In Spanien wies das Verfassungsgericht auf die Illegalität des Lockdowns hin: Quarantäne ist etwas anderes
Die Argumente von Ex-Schatzkanzler Sunak, der der neuen Regierung unter der vermutlichen Premierministerin Liz Truss wohl nicht angehören wird, waren durch und durch pragmatisch. Im Gegensatz dazu haben in Spanien und anderswo auch Gerichte über Lockdown-Maßnahmen entschieden. So entschied das spanische Verfassungsgericht schon im Juli 2021, dass der zehnwöchige Lockdown des Vorjahres, erlassen von Premier Pedro Sanchez, ungesetzlich war. Quarantäne, so urteilten immerhin sechs von elf Richtern, bedeute, kranke Personen zu isolieren. Es handele sich dabei um eine „zeitweilige Aufhebung“ der Grundrechte (vor allem der Bewegungsfreiheit), nicht deren dauerhafte Beschränkung für Gesunde, und erlaubt wäre das Ganze nur in einem echten Notstand gewesen. Doch der Sozialist Sanchez hatte nur den weniger gravierenden „Alarmzustand“ ausgerufen, der nicht vom Parlament bestätigt werden muss.

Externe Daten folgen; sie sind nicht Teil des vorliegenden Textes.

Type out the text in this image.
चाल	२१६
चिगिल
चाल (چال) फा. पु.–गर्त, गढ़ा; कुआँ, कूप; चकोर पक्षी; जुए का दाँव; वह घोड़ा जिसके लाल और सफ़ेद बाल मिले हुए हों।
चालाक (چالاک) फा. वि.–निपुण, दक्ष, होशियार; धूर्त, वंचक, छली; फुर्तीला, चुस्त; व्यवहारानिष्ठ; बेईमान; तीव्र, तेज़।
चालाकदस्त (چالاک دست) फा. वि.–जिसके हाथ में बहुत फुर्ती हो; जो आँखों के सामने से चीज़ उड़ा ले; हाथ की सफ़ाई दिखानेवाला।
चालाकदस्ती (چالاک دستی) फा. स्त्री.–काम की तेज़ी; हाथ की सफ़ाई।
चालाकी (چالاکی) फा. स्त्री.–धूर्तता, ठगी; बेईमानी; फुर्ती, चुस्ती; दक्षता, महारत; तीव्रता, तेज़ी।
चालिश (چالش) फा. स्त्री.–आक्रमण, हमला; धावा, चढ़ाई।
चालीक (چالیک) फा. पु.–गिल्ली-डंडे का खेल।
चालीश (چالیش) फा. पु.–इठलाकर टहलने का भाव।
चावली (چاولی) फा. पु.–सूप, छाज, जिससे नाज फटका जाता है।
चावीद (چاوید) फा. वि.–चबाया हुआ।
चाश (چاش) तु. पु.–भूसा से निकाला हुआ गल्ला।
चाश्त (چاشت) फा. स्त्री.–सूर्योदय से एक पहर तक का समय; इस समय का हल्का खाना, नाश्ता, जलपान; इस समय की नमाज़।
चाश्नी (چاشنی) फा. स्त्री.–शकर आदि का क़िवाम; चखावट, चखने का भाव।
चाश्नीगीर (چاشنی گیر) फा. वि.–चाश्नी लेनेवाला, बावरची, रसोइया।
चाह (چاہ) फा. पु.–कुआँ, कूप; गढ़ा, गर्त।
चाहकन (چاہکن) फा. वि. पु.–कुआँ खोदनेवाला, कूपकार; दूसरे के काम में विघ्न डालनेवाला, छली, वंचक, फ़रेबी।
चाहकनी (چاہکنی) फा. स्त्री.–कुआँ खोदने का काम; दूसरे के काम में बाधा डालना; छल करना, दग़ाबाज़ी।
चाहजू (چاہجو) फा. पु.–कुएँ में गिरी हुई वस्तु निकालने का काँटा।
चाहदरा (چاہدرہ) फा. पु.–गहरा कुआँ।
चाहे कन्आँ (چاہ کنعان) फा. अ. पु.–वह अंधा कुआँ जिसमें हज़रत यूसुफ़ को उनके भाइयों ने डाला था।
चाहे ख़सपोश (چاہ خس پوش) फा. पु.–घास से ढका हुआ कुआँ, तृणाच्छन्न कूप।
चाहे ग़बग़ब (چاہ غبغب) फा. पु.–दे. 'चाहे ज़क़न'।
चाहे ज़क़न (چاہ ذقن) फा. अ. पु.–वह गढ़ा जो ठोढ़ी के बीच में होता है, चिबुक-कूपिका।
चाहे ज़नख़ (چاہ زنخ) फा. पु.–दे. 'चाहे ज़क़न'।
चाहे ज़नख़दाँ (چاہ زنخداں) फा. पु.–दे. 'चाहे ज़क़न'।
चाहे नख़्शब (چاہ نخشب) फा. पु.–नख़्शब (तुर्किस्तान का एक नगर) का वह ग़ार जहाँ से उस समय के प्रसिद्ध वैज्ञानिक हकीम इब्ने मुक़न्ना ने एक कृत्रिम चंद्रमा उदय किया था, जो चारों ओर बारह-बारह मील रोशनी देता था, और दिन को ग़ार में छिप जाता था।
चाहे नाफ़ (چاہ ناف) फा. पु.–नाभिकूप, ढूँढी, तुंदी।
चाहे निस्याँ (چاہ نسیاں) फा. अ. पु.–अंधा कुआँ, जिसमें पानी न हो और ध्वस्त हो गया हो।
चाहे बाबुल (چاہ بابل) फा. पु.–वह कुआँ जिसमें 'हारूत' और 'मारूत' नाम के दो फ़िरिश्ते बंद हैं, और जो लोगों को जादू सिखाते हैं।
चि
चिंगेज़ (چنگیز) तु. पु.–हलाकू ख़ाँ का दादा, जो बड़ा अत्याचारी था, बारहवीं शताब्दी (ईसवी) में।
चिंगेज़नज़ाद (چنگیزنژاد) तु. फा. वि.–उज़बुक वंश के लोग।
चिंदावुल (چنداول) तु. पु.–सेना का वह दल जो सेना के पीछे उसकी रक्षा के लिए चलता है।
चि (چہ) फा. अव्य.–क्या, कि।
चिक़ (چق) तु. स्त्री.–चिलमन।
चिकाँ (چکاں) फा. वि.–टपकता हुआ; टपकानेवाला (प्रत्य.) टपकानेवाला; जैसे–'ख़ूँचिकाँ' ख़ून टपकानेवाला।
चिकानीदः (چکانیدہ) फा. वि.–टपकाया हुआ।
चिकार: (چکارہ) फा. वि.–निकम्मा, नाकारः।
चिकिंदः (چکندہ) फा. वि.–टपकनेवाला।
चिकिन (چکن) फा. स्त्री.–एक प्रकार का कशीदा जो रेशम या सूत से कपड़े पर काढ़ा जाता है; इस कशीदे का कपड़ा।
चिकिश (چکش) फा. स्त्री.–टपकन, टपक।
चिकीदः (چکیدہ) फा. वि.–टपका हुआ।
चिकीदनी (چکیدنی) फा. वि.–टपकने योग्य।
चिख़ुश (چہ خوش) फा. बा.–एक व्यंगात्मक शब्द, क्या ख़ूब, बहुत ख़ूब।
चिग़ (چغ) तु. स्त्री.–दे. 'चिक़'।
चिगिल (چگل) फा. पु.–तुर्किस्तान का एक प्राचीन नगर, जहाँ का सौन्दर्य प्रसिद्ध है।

Auch in Italien gab es früh Einwände gegen die Einschränkung von Grundrechten per Erlass und die Verwandlung eines Notstands der „öffentlichen Gesundheit“ in einen der „öffentlichen Sicherheit“. Das letztgenannte Phänomen lässt sich auch in Deutschland beobachten, etwa wo das Demonstrationsrecht eingeschränkt wurde. In beiden Ländern lässt sich eine gewisse Trägheit beobachten, nachdem der Grundrechtsentzug einmal geschehen ist, auch wenn Italien zumindest über den Sommer vollständig öffnete. Was uns hierzulande – mit Masken im 9-Euro-Zug – nicht vergönnt war.